Elaborates my interviewee, “Bollywood was everywhere. At the art-deco cinemas, like Apsara and Naaz, close to my home in Gowalia Tank. On the school benches, girls would break into the cabarets of Helen. And I’d see quite a lot of films of Mumtaz, Hema Malini and Rekha, with my movie-mad aunts.”
“When I started photography, always by natural light, my intention was to get close to the reality, not the glamour. I can’t shoot with an agenda. Making stars look glamorous at photo-sessions wasn’t my scene. There were photographers, like Gautam Rajadhyaksha, who were terrific at their jobs already.”
Erm, does Sooniji have a problem with glamour? She shrugs that she didn’t want to go the commercial route. Or she would have continued modelling. Unbeknownst to many, as a teenager she had featured in print ads and in a commercial made by Shyam Benegal.
She elaborates, “When I was taking photographs, I’d notice that the stars form the hierarchy. The crew and technicians would be treated indifferently, especially the women. There were no loos for ‘ladies’. For someone like me with a weak bladder, that was a difficult situation.”
Next question: After directing Little Zizou (2009) , didn’t she plan to helm a big-budgeter? Answer: “Correct but it was too out-of-the-box and ambitiously-scaled – it took place in the present and the future. And stars don’t believe in giving an answer. They don’t say yes, they don’t say no. I met several A-listers who said sure we’ll get back to you. Then nothing. Eventually, Kangana Ranaut and Irrfan came on board and I couldn’t have asked for a better cast. But I still found it difficult to raise the money. So I’ve put my futurstic film aside for the future. Next year I hope to direct an indie project for a global audience.”

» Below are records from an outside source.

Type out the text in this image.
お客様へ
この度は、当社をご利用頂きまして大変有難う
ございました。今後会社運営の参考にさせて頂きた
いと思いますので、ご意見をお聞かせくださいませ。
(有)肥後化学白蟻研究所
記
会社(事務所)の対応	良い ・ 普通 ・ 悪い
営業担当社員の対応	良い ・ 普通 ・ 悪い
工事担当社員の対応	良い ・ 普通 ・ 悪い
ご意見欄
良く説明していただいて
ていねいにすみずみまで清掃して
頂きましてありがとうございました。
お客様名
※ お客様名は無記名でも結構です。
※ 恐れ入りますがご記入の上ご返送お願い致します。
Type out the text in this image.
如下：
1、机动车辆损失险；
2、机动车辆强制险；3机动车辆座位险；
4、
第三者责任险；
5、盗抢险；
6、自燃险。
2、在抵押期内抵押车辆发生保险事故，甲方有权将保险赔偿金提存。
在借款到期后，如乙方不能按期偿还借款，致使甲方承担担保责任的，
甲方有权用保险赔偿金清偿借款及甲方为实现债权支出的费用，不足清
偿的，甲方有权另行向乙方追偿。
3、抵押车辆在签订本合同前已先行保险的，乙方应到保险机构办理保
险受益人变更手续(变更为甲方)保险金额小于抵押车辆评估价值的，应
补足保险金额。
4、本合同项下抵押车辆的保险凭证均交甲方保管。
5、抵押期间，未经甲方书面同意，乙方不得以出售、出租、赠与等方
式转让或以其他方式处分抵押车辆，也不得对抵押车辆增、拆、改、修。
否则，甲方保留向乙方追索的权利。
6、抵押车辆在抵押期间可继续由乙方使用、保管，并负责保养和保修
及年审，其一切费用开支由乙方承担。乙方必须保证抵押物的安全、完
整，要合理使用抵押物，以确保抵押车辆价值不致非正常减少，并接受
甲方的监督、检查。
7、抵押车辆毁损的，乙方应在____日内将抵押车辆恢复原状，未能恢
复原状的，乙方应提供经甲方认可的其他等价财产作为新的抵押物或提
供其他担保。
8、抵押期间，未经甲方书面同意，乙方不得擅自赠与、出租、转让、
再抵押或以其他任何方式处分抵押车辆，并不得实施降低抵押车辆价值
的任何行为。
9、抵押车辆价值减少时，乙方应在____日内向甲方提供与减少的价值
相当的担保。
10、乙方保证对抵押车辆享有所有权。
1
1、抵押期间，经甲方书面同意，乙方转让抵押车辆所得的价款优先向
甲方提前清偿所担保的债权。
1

Okay, has that put her off clicking Bollywood today? “Come on, you can see what’s going on?” the photographer in her reasons. “Would it make sense to click those so-called red carpet premieres at the multiplexes in shopping malls? Give me Janbaaz at the Metro any day. That was my kind of city, my home.”
She said it.
(The exhibition will be on at Mumbai’s Chemould Prescott Road from October 14 to 31. It will travel to Goa and New Delhi, and is ongoing in Manchester, U.K. till February 2018)
(The writer is a film critic, filmmaker, theatre director and weekend painter.)